Allow me to lay out a story that should sound familiar:
A couple of coworkers are discussing a bug in the software. In this particular bug’s case, it concerns an icon that appears in a column of a datagrid. Each row in the grid is either supposed to have this little icon in a specified column, or not. It depends on the data. But that’s not really important, just background info.
What’s really important is that the icon was previously coded and tested and worked. It appeared under the correct conditions and was hidden when it should be. Now, all of a sudden, it wasn’t working. We get an e-mail from customers saying, “The icon should show up in this circumstance, but it doesn’t.” Time to investigate.

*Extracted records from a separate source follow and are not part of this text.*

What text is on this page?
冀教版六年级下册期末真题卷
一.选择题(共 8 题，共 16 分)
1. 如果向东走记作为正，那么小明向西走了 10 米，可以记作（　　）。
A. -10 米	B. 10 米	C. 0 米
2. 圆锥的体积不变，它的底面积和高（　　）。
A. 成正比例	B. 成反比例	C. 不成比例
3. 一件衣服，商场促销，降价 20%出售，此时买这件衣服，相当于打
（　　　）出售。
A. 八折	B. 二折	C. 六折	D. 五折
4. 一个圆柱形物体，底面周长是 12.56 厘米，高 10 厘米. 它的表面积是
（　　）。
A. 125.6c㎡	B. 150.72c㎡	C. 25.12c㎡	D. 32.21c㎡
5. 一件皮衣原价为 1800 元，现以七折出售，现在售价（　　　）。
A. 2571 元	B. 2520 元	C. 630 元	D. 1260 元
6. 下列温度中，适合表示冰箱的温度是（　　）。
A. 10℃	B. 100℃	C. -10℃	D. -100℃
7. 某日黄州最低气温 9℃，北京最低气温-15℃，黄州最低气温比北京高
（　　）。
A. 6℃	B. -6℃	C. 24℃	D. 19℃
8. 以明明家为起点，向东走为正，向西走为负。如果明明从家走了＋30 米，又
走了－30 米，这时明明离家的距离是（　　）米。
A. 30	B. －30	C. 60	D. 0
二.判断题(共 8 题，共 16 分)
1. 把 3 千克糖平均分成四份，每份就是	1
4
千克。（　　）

While my two coworkers are hashing out exactly what could have happened, why, and how to fix it, I start thinking to myself, “There should be unit tests to catch this. This shouldn’t have happened. I’ll just go find the test suite and write a couple new tests to ensure the icon properly displays based on the criteria of the data.”
Sounds easy, right?
As I started digging through the specific class code and examining the unit tests, I notice that there are no unit tests for this functionality. That seems suspicious. Then I notice something else: there’s no code. All that exists is a method call to a service that returns a datatable.
As Alice did, I decided to drop through the rabbit hole and see what’s up.
When I get to the bottom I see a gigantic SQL statement – several hundred lines long. It is embedded in the application, deep down in the data access layer, complete with multiple sub-selects and even an SQL case statement! It’s got multiple parameters in the where clause. It’s the kind of thing that makes SQL admins all warm and fuzzy inside, I’m sure. The whole thing is then handed off to our OR/M, which returns a simple datatable. While it is not a stored procedure, it might as well have been – it only has one step remaining on the cliff before it jumps right off into the database.
And the killer is, it’s untestable.
The caveat here is that this particular stored procedure was written as a performance gain, because the nature of the data requested is complex in its selection. But still, I’m of the belief that there might be a better way to query the data than one giant stored procedure.
Because the minute you put business logic in a stored procedure you compromise the quality of your application. You introduce the capability for your team to make mistakes that are no longer easily caught by a regression suite of unit tests. More importantly, I think, is that you increase the probability of repeated bugs. And to me, repeated bugs are a cardinal sin of programming. Nothing makes a development team look dumber than fixing a bug only to have it crop up again, and again, and again. It makes the software look bad, and by proxy it makes the developers look incompetent.